An illustrious but little known individual who lived in S. Maria Novella, belonging to an important family with a curious name.

By Enrico Bartocci

 

Buoninsegna de 'Cicciaporci, an illustrious but little known individual who lived in S. Maria Novella, belonging to an important family with a curious name and an amusing "revealing" coat of arms showing a nice garland of Cinta Senese pigs.
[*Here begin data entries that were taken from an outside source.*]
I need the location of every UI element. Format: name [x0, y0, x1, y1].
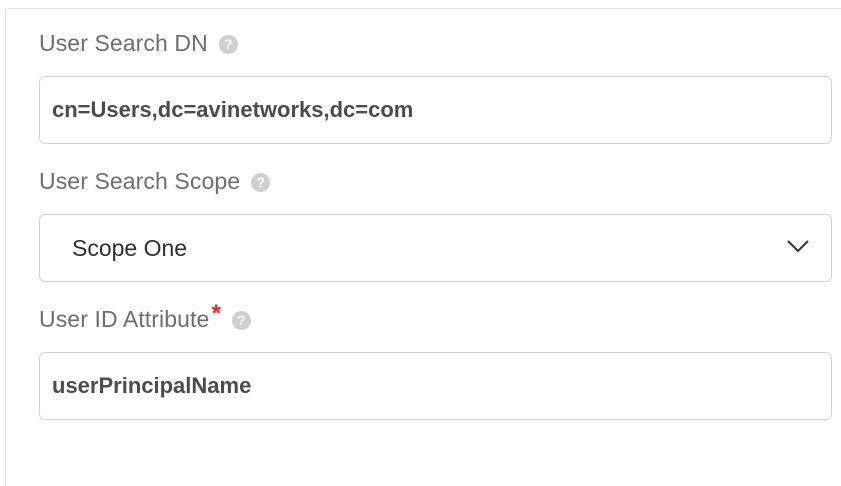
question-circle-icon[interactable]: ?	[251, 172, 271, 192]
user-search-scope-selected-value: Scope One	[72, 234, 188, 261]
user-search-dn-field: User Search DN ? cn=Users,dc=avinetworks…	[39, 28, 832, 144]
question-circle-icon[interactable]: ?	[231, 310, 251, 330]
user-search-dn-label: User Search DN	[39, 29, 208, 56]
user-search-scope-select[interactable]: Scope One	[39, 214, 832, 282]
user-id-attribute-field: User ID Attribute * ? userPrincipalName	[39, 300, 832, 420]
user-search-scope-label: User Search Scope	[39, 167, 241, 194]
ldap-settings-panel: User Search DN ? cn=Users,dc=avinetworks…	[5, 8, 841, 486]
question-circle-icon[interactable]: ?	[218, 34, 238, 54]
user-id-attribute-input[interactable]: userPrincipalName	[39, 352, 832, 420]
user-search-dn-label-row: User Search DN ?	[39, 28, 832, 58]
user-search-dn-input[interactable]: cn=Users,dc=avinetworks,dc=com	[39, 76, 832, 144]
user-search-scope-field: User Search Scope ? Scope One	[39, 166, 832, 282]
user-id-attribute-label-row: User ID Attribute * ?	[39, 300, 832, 334]
required-marker: *	[211, 300, 221, 327]
chevron-down-icon[interactable]	[787, 239, 809, 253]
user-id-attribute-label: User ID Attribute	[39, 305, 210, 332]
user-search-scope-label-row: User Search Scope ?	[39, 166, 832, 196]
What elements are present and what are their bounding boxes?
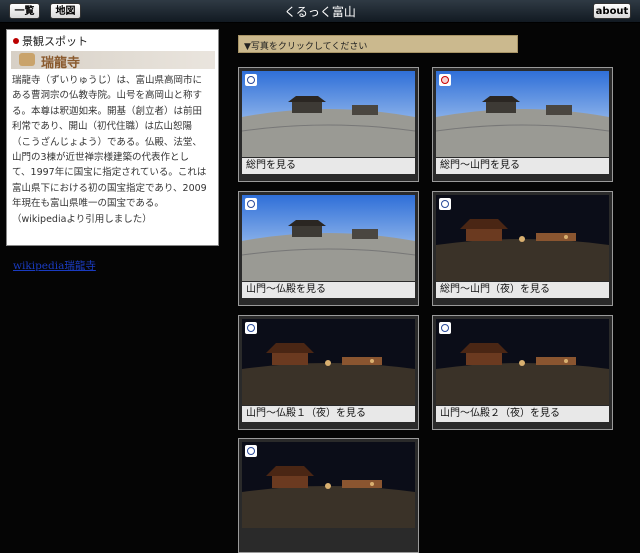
photo-caption[interactable]: 総門〜山門（夜）を見る <box>436 282 609 298</box>
panorama-icon <box>439 322 451 334</box>
description-line: （こうざんじょよう）である。仏殿、法堂、 <box>12 136 202 148</box>
photo-caption[interactable]: 山門〜仏殿２（夜）を見る <box>436 406 609 422</box>
photo-card[interactable]: 総門〜山門（夜）を見る <box>432 191 613 306</box>
instruction-text: ▼写真をクリックしてください <box>244 42 368 52</box>
description-line: る。本尊は釈迦如来。開基（創立者）は前田 <box>12 105 203 117</box>
panorama-icon <box>439 198 451 210</box>
panorama-icon <box>245 74 257 86</box>
panorama-icon <box>245 445 257 457</box>
description-line: （wikipediaより引用しました） <box>12 213 152 225</box>
bullet-icon <box>13 38 19 44</box>
wikipedia-link[interactable]: wikipedia瑞龍寺 <box>13 258 96 273</box>
description-line: 富山県下における初の国宝指定であり、2009 <box>12 182 207 194</box>
photo-card[interactable]: 総門〜山門を見る <box>432 67 613 182</box>
spot-info-panel: 景観スポット 瑞龍寺 瑞龍寺（ずいりゅうじ）は、富山県高岡市に ある曹洞宗の仏教… <box>6 29 219 272</box>
app-title: くるっく富山 <box>284 5 356 19</box>
panorama-thumbnail[interactable] <box>436 195 609 281</box>
panorama-icon <box>245 198 257 210</box>
photo-caption[interactable]: 総門〜山門を見る <box>436 158 609 174</box>
photo-card[interactable] <box>238 438 419 553</box>
top-bar: 一覧 地図 くるっく富山 about <box>0 0 640 23</box>
description-line: て、1997年に国宝に指定されている。これは <box>12 167 207 179</box>
panorama-icon <box>245 322 257 334</box>
photo-card[interactable]: 総門を見る <box>238 67 419 182</box>
panorama-thumbnail[interactable] <box>242 319 415 405</box>
panorama-thumbnail[interactable] <box>436 319 609 405</box>
panorama-thumbnail[interactable] <box>242 442 415 528</box>
photo-caption[interactable]: 総門を見る <box>242 158 415 174</box>
description-line: 山門の3棟が近世禅宗様建築の代表作とし <box>12 152 190 164</box>
temple-icon <box>19 53 35 66</box>
spot-name: 瑞龍寺 <box>41 56 81 71</box>
description-line: 利常であり、開山（初代住職）は広山恕陽 <box>12 121 193 133</box>
category-text: 景観スポット <box>22 35 88 48</box>
photo-caption[interactable]: 山門〜仏殿を見る <box>242 282 415 298</box>
photo-card[interactable]: 山門〜仏殿２（夜）を見る <box>432 315 613 430</box>
spot-title-bar: 瑞龍寺 <box>11 51 215 71</box>
instruction-banner: ▼写真をクリックしてください <box>238 35 518 53</box>
panorama-thumbnail[interactable] <box>436 71 609 157</box>
description-line: 瑞龍寺（ずいりゅうじ）は、富山県高岡市に <box>12 75 203 86</box>
photo-card[interactable]: 山門〜仏殿を見る <box>238 191 419 306</box>
category-label: 景観スポット <box>13 33 88 49</box>
panorama-thumbnail[interactable] <box>242 71 415 157</box>
description-line: ある曹洞宗の仏教寺院。山号を高岡山と称す <box>12 90 203 102</box>
photo-caption[interactable]: 山門〜仏殿１（夜）を見る <box>242 406 415 422</box>
about-button[interactable]: about <box>593 3 631 19</box>
spot-description: 瑞龍寺（ずいりゅうじ）は、富山県高岡市に ある曹洞宗の仏教寺院。山号を高岡山と称… <box>12 73 216 227</box>
description-line: 年現在も富山県唯一の国宝である。 <box>12 198 164 210</box>
panorama-thumbnail[interactable] <box>242 195 415 281</box>
photo-card[interactable]: 山門〜仏殿１（夜）を見る <box>238 315 419 430</box>
panorama-icon <box>439 74 451 86</box>
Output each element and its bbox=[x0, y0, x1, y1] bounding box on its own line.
It is gold with a black griffin and red border filled with the six black pigs with silver straps", as described by the nineteenth-century artist Ceramelli Papiani. We see it in the cloister of Santo Spirito, where the family owned some houses in the facing square. The Cicciaporci had several illustrious members in the Florentine political and religious institutions. Buoninsegna, a Dominican friar, was portrayed between 1570 and 1590 by Bernardino Poccetti in the great cloister of S. Maria Novella, with the palm of martyrdom in the left hand. The cartouche under the portrait reads:

BF BONINSEGNA. FLOREN.

MARTYR. INVICTUS

PRO. CHTO.

ANTIOCHIE. sectus

Anno: MCCLX

Giuseppe Maria Brocchi in his " Vite De 'Santi E Beati Fiorentini" (Albizzini, 1752) dedicated an entire chapter to him, calling him " DOMENICANO, PATRIARCA D'ANTIOCHIA, AND MARTYR". He tells us that, according to the documents preserved in the archive of S. Maria Novella ( “Cronica fratrum Sancte Marie Novelle de Florentia" ) was born around 1200 and received the vows from the Blessed John of Salerno , a disciple of St. Dominic Guzman who arrived in Florence with 12 confreres in 1221 he founded the church and the convent of S. Maria Novella. He worked hard in his studies, becoming a reader in Theology and in 1233 he played an important role in mediation in the difficult peace between the Florentines and Pisa. He then embarked on a ship for Egypt "inspired by God to procure the conversion of the unbelievers" and reached Antioch, where "he reduced to the true faith most of those inhabitants" and for this he was appointed by the Pope "Antiochian Patriarch ". But in June 1270, following the reconquest of Antioch by the mamlûk , all the Dominicans of Antioch were executed. In Buoninsegna Cicciaporci the same atrocious torture was reserved which, according to the apocryphal gospels was inflicted on the prophet Isaiah:"... having been ordered that the same (Buoninsegna, ed) was sawed alive by the middle of the head in the public square, which was barbarically executed on the 8th of June of the year MCCLXX". For this reason, in the fresco of the Poccetti is portrayed with the palm of martyrdom in his left hand, in the cartouche he is called "sectus" (divided, sawn) and refers to his position as Patriarch.

In the 15th century the Dominican Archbishop S. Antonino Pierozzi in his writings placed Buoninsegna among the most authoritative and illustrious saints of the Dominican order. In fact, we find his portrait in the chapter hall of the convent of S. Marco, of which Pierozzi was Prior, among the 17 faces of illustrious Dominicans portrayed in the frieze at the base of the Crucifixion of Beato Angelico: it is the first on the left, with the palm in one hand and the instrument of his martyrdom, a huge saw, in other. It is possible that Bernardino Poccetti was inspired by this portrait to paint the one in S. Maria Novella. In fact, during the same period, around the end of the 16th century, he frescoed several lunettes of the cloister of S. Antonino in the convent of S. Marco, on which the chapter hall stands. He will therefore certainly have had the opportunity to see the fresco by Beato Angelico and the portrait of Buoninsegna.

Portrait of Cicciaporci, Convent of San Marco

Coat of arms of the Cicciaporci, cloister of Santo Spirito, Florence

Photo: Enrico Bartocci

About the author: Enrico Bartocci

Born 1966 in  Florence and raised here, in a family fatally infected by the disease of art and the ancient, in the shadows of the walls of Arnolfo, between Palazzo Pitti, Boboli and the avenue of the hills.

Architect, computer scientist, licensed tour guide, amateur photographer. The activity of tourist guide, which tries to carry out privileging unusual itineraries in and around Florence, supports writing articles on historical and artistic subjects in Florence, published mainly in the online magazine "Florencecity".